X
Business

IBM to spend $100 million on healthcare research

IBM will roll out a $100 million initiative to focus its research division on health care breakthroughs and new technologies. It also plans to hire "dozens" of physicians along with nurses, clinicians and others to collaborate with its scientists.
Written by Larry Dignan, Contributor

IBM on Thursday will roll out a $100 million initiative to focus its research division on health care breakthroughs and new technologies. It also plans to hire "dozens" of physicians along with nurses, clinicians and others to collaborate with its scientists.

The $100 million investment will be delivered over three years and look to meld IBM's systems, services, cloud computing, analytics and new markets such as nanomedicine with real-world patient care. Big Blue's nine research labs as well as other outposts will focus on health care along with governments, businesses and universities.

As for focus, IBM said it will focus on three key areas:

  • Using raw health data to prove treatment approaches and then deliver personalized care. Specifically, IBM is talking about analyzing the data from advanced diagnostics from things like lab tests and EKGs to better to detect problems and intervene as needed.
  • Incentives to shift the healthcare system to one that rewards outcomes instead of volume of care. IBM is talking about business processes changes for the health care industry as well as new payment models.
  • Privacy and security of patient data.

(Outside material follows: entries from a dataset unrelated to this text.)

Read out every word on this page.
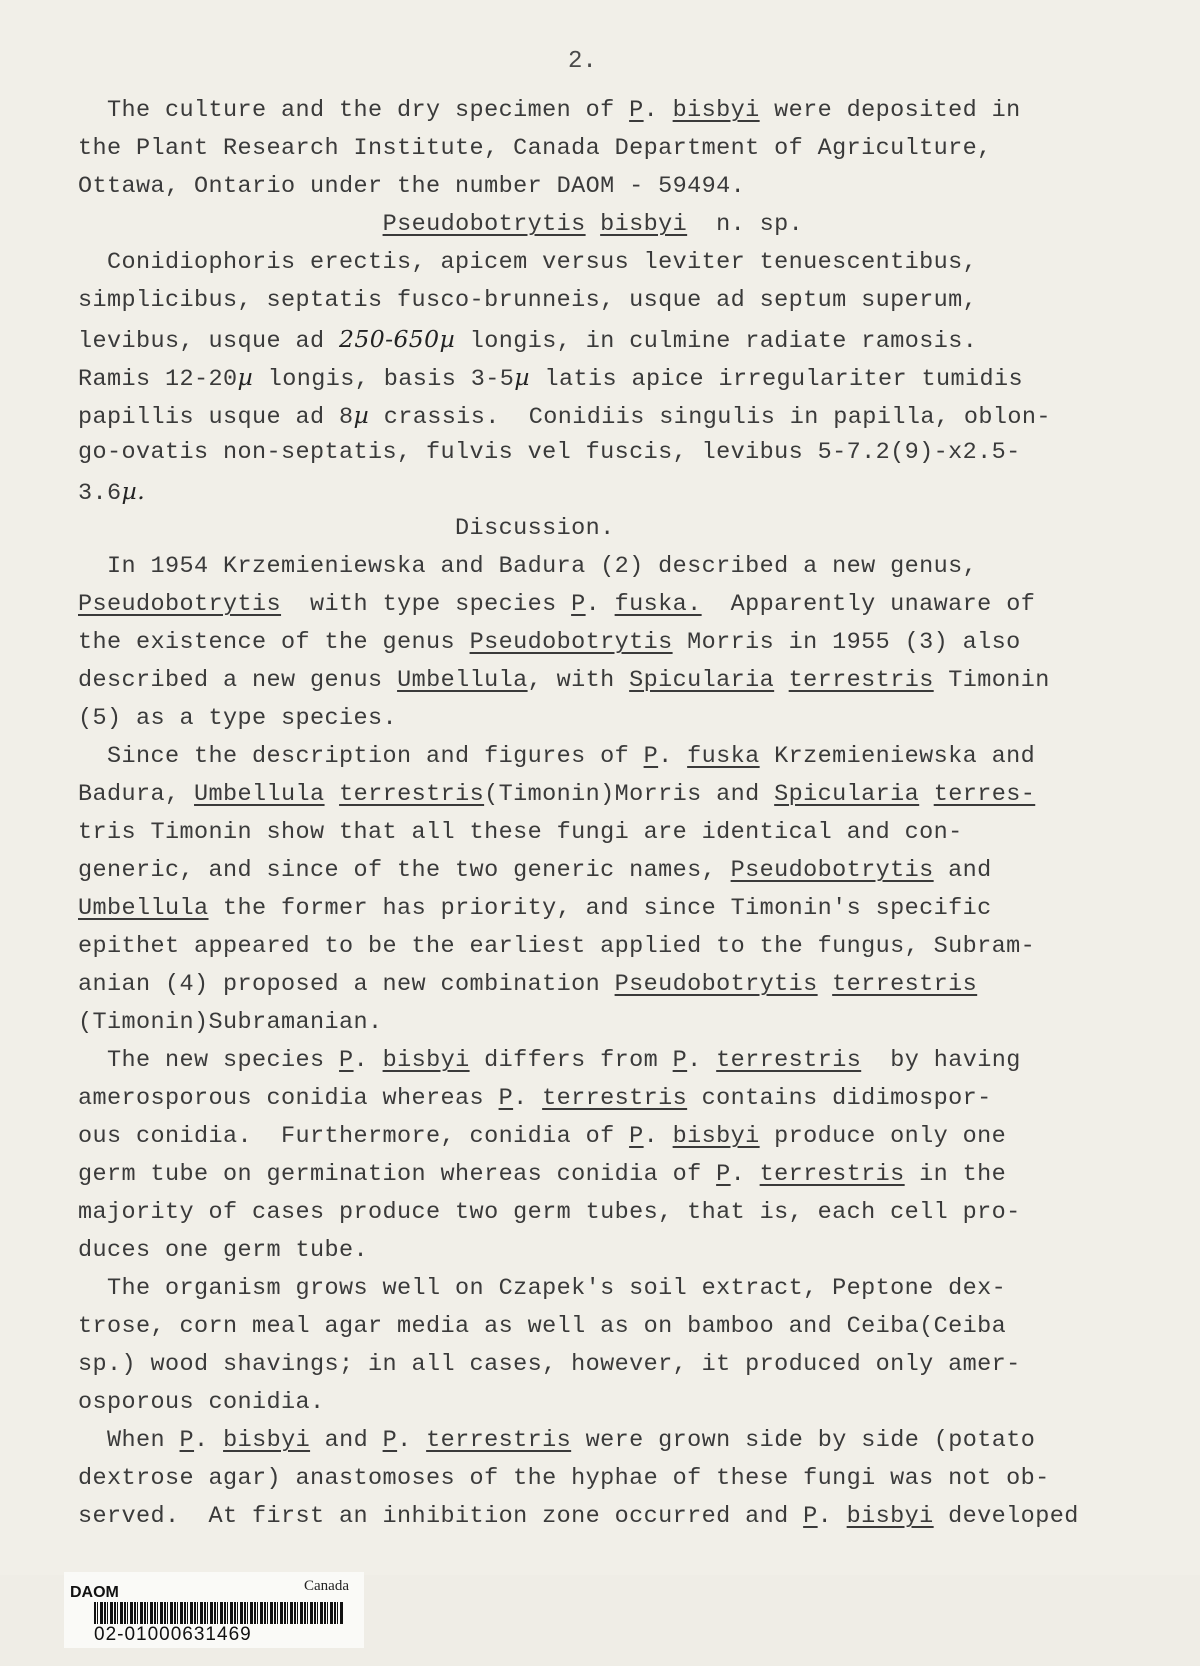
2.
The culture and the dry specimen of P. bisbyi were deposited in
the Plant Research Institute, Canada Department of Agriculture,
Ottawa, Ontario under the number DAOM - 59494.
Pseudobotrytis bisbyi  n. sp.
Conidiophoris erectis, apicem versus leviter tenuescentibus,
simplicibus, septatis fusco-brunneis, usque ad septum superum,
levibus, usque ad 250-650µ longis, in culmine radiate ramosis.
Ramis 12-20µ longis, basis 3-5µ latis apice irregulariter tumidis
papillis usque ad 8µ crassis.  Conidiis singulis in papilla, oblon-
go-ovatis non-septatis, fulvis vel fuscis, levibus 5-7.2(9)-x2.5-
3.6µ.
Discussion.
In 1954 Krzemieniewska and Badura (2) described a new genus,
Pseudobotrytis  with type species P. fuska.  Apparently unaware of
the existence of the genus Pseudobotrytis Morris in 1955 (3) also
described a new genus Umbellula, with Spicularia terrestris Timonin
(5) as a type species.
Since the description and figures of P. fuska Krzemieniewska and
Badura, Umbellula terrestris(Timonin)Morris and Spicularia terres-
tris Timonin show that all these fungi are identical and con-
generic, and since of the two generic names, Pseudobotrytis and
Umbellula the former has priority, and since Timonin's specific
epithet appeared to be the earliest applied to the fungus, Subram-
anian (4) proposed a new combination Pseudobotrytis terrestris
(Timonin)Subramanian.
The new species P. bisbyi differs from P. terrestris  by having
amerosporous conidia whereas P. terrestris contains didimospor-
ous conidia.  Furthermore, conidia of P. bisbyi produce only one
germ tube on germination whereas conidia of P. terrestris in the
majority of cases produce two germ tubes, that is, each cell pro-
duces one germ tube.
The organism grows well on Czapek's soil extract, Peptone dex-
trose, corn meal agar media as well as on bamboo and Ceiba(Ceiba
sp.) wood shavings; in all cases, however, it produced only amer-
osporous conidia.
When P. bisbyi and P. terrestris were grown side by side (potato
dextrose agar) anastomoses of the hyphae of these fungi was not ob-
served.  At first an inhibition zone occurred and P. bisbyi developed
DAOM	Canada
02-01000631469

To kick off the healthcare push, IBM said it has formed three research collaboration ventures. Those efforts include:

Working with Europe's Hypergenes consortium to find the genetic variations that lead to hypertension and the organ damage that follows.

Building an evidence-based clinical care system with China's Peking University People's Hospital to focus on disease management and best practices. The system---dubbed evidence-based patient centric collaborative care (ePC3)---aims to cut medical errors, improve efficiency and improve patient care via electronic health records. The Peking hospital will consolidate 7 to 8 internal systems into ePC3.

Collaborating with the National Account Service Company to process claims and evolve benefit plans as conditions warrant.